Harry, whose grizzled appearance belies his 53 years, spends his days huddled in doorways trying to keep warm.

Homeless for the last 31/2 years, Harry used to spend nights seeking shelter from the elements in a narrow alley between buildings in downtown Hagerstown or, when possible, at a friend's house.

But this winter Harry, who declined to give his last name, has found a warm, safe and inviting place to spend the nights, even if his cot will move around town a bit.

The Washington County Cold Weather Homeless Shelter, which opened Nov. 17 at Christ's Reformed Church at 130 W. Franklin St., rotated Sunday to its second church, North Side Mennonite at 716 N. Locust St.


Organizers say the shelter, which moves to a different church every two weeks, is operating smoothly and sheltered between 11 and 13 people most nights last week. It is open 7 p.m. to 7 a.m. every day until mid-March.

"It's a heck of a nice shelter," Harry said. "The only thing they're trying to do there is to keep you out of the cold ... They treat us like angels."

Some of the men who use the shelter helped move it to North Side Mennonite Church, James Martin, the shelter manager there, said.

Carrol Springer, a social worker and assistant director of adult, child and family services in Washington County for the Department of Social Services, said she helped start a similar cold weather shelter in Frederick County about six years ago.

That shelter is now serving more than 40 people a night, Springer said.

On any given night in Washington County at least 100 people are homeless and 35 to 50 of them sleep outside, according to estimates by area service agencies, volunteers and recent government studies.

This new shelter, organized by volunteers from local churches, the Washington County Taskforce on Homelessness, and REACH, which stands for the Religious Effort to Assist and Care for the Homeless, was designed as "the shelter of last resort for people who can't get into other shelters because they're full or they don't meet the admittance requirements," Springer said.

Existing shelters in the county tend to serve specific populations: CASA and the Salvation Army serve women and children; the Community Action Council and St. John's Shelter serve families and the Union Rescue Mission shelters unemployed men but generally doesn't take anyone who has been drinking that day.

"Who really has been left out in the cold is homeless, single men, especially if they have an addictions problem or are mentally ill," Springer said.

Several officials of other shelters in Hagerstown welcomed the new addition.

"It really fills a need in the community," said the Rev. Ellen Hurwitz, case manager at St. John's Shelter for the Homeless. "The shelters which we have now each have a place but there was a gap."

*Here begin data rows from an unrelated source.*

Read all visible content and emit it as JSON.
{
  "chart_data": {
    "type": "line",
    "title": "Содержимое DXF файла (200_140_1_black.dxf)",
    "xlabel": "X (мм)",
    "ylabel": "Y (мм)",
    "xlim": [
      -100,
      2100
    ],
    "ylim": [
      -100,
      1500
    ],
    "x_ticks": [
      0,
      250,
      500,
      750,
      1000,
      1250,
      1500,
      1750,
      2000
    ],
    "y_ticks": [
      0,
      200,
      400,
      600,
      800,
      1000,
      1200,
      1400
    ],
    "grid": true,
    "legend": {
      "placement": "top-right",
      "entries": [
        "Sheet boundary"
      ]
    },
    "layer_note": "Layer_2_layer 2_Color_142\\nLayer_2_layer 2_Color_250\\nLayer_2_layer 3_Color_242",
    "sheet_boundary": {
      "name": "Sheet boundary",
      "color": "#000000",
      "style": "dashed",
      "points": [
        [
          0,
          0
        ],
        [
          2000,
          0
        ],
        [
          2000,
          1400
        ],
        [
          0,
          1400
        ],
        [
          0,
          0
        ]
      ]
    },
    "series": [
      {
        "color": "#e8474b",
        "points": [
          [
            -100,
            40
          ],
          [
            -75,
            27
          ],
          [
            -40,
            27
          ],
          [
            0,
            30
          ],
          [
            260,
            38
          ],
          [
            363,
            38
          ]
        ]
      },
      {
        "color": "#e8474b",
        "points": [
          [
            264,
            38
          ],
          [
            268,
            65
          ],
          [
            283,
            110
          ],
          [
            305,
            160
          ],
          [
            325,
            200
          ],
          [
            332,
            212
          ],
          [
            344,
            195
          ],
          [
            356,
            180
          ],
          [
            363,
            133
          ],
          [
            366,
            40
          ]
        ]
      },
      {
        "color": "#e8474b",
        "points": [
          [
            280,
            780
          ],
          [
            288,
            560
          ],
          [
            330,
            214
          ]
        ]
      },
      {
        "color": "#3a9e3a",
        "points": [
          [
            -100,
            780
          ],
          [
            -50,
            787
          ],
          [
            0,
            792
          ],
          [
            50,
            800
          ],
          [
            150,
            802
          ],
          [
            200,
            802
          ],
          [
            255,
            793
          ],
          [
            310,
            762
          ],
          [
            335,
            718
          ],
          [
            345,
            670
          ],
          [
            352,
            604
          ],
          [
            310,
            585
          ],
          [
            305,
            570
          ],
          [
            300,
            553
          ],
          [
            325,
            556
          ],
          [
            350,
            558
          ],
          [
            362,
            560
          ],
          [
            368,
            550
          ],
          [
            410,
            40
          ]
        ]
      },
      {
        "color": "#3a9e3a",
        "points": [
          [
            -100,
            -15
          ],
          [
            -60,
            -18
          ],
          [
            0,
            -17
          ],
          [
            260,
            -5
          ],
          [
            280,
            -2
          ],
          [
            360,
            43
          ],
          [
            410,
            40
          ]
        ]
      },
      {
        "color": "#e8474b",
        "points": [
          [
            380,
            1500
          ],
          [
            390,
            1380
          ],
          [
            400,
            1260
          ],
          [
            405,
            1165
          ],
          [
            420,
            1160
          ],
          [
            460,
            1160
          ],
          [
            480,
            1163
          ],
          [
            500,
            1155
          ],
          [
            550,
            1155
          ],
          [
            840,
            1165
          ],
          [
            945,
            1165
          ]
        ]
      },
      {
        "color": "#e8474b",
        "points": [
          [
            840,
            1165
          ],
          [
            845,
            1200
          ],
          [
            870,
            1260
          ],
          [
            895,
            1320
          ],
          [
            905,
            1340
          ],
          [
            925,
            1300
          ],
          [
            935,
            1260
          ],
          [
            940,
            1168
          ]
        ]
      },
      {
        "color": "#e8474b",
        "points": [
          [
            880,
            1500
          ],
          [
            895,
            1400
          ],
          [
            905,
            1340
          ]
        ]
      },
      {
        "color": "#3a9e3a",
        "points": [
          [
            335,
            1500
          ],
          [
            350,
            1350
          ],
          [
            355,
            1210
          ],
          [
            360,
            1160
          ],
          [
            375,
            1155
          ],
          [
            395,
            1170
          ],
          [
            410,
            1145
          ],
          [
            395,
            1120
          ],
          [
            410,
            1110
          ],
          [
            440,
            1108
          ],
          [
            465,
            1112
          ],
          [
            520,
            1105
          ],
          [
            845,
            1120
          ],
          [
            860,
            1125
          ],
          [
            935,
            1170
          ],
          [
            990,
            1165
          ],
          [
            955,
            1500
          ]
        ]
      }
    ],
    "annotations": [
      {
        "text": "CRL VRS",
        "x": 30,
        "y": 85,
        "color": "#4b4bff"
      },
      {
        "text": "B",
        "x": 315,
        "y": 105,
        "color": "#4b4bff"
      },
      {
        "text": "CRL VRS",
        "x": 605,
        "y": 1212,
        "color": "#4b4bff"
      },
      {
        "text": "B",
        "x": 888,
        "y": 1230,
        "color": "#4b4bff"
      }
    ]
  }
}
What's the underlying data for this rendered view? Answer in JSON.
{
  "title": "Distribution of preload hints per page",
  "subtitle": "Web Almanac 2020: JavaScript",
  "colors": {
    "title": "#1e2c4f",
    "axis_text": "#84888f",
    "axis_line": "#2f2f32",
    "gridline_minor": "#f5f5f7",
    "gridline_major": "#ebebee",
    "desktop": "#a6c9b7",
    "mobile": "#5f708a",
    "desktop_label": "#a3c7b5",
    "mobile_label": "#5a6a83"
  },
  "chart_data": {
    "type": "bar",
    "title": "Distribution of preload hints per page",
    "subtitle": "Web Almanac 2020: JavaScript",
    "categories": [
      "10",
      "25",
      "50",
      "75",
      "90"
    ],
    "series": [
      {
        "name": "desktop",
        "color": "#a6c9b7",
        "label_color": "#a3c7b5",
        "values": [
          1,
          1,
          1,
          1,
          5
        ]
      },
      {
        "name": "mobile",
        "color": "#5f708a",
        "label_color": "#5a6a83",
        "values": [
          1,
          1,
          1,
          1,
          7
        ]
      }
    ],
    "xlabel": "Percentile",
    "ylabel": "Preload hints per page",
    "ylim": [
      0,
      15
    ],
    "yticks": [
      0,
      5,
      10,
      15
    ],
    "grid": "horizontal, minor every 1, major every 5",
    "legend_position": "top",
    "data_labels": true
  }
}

On opening night the Hagerstown shelter served two men, recruited off the streets by Springer. "They were very appreciative of having some place to go," Springer said.

Since then "it's grown every night," she said.

Shelter clients sign in and then are apprised of the rules, which include no smoking, drinking, fighting or weapons in the shelter, she said.

Everyone is issued a blanket, pillow, towel, wash cloth and sanitary items like soap if needed, Springer said. Then they get a cup of hot soup and a piece of bread to eat.

There are magazines and newspapers to read and cards to play but most of the shelter clients go to bed early, she said.

"They're tired either from working or being out on the street," Springer said.

Some of the men who use the shelter work part-time or at temporary jobs but they haven't earned enough money yet to afford housing, said Judy Bowman, shelter manager at Christ's Reformed Church.

So far close to 100 volunteers from the community have been trained to help out at the shelter, Springer said.

Sixty-five volunteers helped out in the first two weeks, Bowman said.

The Cookie Jar bakery has donated leftover pastries and doughnuts to the shelter, which are distributed along with hot coffee in the morning, Springer said.

"The saddest part is when they would say to us at 7 a.m. `where do we go now,'" Bowman said.

Two Department of Social Services social workers visit the shelter twice a week to answer questions about jobs and available services, she said.

Springer estimates that the five month shelter will cost a total of about $20,000 to operate, with the main expense being the security guard on duty each night.

"We don't have quite enough money to fund this for the whole time," she said, so the shelter has applied to the City of Hagerstown for funds.

The county has donated use of about 20 cots to the shelter.